Today a new edition of the LRB arrived in the mail. It’s dated 9 September (which is also today’s date). They tend to arrive super-fast or super-slowly. This one looks very interesting, with articles on the Exit from Kabul, the Cuban Missile Crisis of 1962, the United States of Amnesia by Eric Foner (he’s always good to read), Indian nationalism, D.H. Lawrence, and many more. I can’t wait to read it, meaning that I will put aside other good reads in order to address this one first. You would have thought that during this lockdown I would have caught up with my reading, but I fear not, and I’m ashamed to admit it.
Wellington is gradually opening up again, although we’re sensible folk here in the capital city, and there’s no rush. I do want to go to the movies on Saturday – they’re playing a French Film Festival movie that I missed out on. Hopefully there won’t be too many coughs there, and everyone will be masked. My favourite cinemas, the Penthouse and the Lighthouse, are open again, with distanced seating – I think you need to book first, though. It’s nice to see them open again. School’s back today, too – that’ll be a relief to many people. The Mojo chain of cafés had a disappointing turnout yesterday, but I think that’s to be expected, as people’s confidence needs to grow again. I’m sure many are working from home where possible.
In the US, Idaho is in a bad way now, after Arkansas, Alabama, Florida and Texas. In the southern states, vaccination rates are low, and most people are thinking that booster shots will be required; that perhaps vaccines will need to be tweaked annually for new variants. Perhaps the threat of this coronavirus will be less after three years. My son says that in Georgia it’s as bad as it’s ever been. Everyone is desperate to see children back at school – safely. People are looking for guidance on that – should masks be worn in school? How safe are teachers and administrators and support staff? In Cuba children as young as toddlers are being vaccinated. It will be interesting to see how that goes.

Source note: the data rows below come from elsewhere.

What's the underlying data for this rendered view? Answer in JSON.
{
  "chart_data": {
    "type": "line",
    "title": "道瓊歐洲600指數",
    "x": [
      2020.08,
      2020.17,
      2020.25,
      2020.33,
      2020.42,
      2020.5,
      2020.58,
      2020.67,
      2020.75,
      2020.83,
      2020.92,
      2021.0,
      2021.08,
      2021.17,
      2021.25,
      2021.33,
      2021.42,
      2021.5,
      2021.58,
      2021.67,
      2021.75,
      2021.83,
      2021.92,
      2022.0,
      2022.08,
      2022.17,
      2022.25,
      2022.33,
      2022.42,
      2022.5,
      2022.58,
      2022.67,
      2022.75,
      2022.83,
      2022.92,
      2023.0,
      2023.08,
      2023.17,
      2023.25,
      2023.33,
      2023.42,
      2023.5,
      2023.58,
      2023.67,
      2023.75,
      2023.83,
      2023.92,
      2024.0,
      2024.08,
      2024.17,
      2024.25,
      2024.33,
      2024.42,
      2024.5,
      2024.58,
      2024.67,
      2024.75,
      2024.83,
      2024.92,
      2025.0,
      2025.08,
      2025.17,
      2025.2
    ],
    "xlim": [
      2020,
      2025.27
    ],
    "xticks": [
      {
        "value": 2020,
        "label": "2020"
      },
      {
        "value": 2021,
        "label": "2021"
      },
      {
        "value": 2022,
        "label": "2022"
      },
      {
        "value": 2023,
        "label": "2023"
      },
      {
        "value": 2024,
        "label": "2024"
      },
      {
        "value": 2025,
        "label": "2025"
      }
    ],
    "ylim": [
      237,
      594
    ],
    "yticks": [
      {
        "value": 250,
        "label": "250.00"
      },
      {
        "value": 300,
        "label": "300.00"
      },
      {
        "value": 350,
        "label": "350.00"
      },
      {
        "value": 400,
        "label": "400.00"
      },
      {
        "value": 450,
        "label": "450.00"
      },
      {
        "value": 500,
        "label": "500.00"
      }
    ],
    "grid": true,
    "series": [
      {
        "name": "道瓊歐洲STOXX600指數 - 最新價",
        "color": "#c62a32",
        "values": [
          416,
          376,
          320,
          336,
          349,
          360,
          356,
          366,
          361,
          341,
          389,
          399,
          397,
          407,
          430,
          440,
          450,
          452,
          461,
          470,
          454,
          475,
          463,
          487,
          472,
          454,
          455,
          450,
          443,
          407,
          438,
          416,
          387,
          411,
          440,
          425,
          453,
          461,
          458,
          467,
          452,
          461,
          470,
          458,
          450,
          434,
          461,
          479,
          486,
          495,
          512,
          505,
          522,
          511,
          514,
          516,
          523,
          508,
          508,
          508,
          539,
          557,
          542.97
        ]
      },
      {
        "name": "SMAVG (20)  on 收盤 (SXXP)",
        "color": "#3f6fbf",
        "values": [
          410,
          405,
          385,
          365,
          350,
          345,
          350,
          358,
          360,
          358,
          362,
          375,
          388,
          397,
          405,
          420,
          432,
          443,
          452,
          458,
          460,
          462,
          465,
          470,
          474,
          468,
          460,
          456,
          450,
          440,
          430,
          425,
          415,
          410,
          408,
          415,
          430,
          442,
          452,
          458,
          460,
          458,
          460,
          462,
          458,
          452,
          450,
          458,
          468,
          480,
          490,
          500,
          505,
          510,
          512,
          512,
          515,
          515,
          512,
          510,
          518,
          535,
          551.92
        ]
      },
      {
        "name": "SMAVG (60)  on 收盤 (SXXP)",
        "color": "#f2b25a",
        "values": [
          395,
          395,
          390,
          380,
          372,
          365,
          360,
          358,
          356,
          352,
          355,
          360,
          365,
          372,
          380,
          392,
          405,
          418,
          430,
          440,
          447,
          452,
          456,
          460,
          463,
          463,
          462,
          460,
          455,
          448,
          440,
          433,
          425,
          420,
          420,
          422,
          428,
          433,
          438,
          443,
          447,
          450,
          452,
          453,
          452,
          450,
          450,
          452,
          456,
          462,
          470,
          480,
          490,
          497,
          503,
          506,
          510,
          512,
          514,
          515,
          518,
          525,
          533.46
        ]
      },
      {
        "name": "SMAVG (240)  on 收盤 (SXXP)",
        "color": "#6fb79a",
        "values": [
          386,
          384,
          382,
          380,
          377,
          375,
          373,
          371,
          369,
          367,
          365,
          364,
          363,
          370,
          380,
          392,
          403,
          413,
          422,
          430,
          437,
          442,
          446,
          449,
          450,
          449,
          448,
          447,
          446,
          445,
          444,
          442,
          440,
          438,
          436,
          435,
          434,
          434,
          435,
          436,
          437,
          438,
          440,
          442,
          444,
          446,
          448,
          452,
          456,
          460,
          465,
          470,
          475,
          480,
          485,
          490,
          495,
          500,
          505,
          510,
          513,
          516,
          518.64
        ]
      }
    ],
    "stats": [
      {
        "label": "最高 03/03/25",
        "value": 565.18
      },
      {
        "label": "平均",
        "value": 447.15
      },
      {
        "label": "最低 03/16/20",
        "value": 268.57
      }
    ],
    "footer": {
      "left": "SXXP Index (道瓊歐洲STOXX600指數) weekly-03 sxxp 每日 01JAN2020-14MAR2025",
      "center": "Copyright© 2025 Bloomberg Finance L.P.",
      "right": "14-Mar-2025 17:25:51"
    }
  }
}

In Australia, things don’t get any better yet. Today NSW recorded 1409 new cases and 5 deaths; Victoria recorded 324 new cases. Nevertheless, NSW is to lift restrictions; it’s being accepted that Sydney could rise to 2,000 new cases a day, and that if you need urgent healthcare for some other critical condition, it may not be offered. There was some griping in this morning’s paper about people missing out here on scans, surgery and chemotherapy during our recent lockdown. I accept that that’s sad and frustrating, but I do admire the way our government has taken swift action to deal with this latest outbreak of Covid 19/delta, and has taken on board the ways in which the situation is different from 2020.
It seems that Covid 19 will be with us for some time to come. Remember Auckland on New year’s Eve, the Americas’ Cup yachting races, and the crowds that watched them, both in person and on television? Last year we went to several wonderful concerts at the Michael Fowler Centre. I hope they come back, but given the cramped seating in the MFC Auditorium, I’d have to feel very safe about going there.
We hope to join our daughter in Hawkes Bay for her birthday and Christmas, both in December, and we hope that we’ll be back to Level 1 by that time. That’s it for now. Ngā mihi.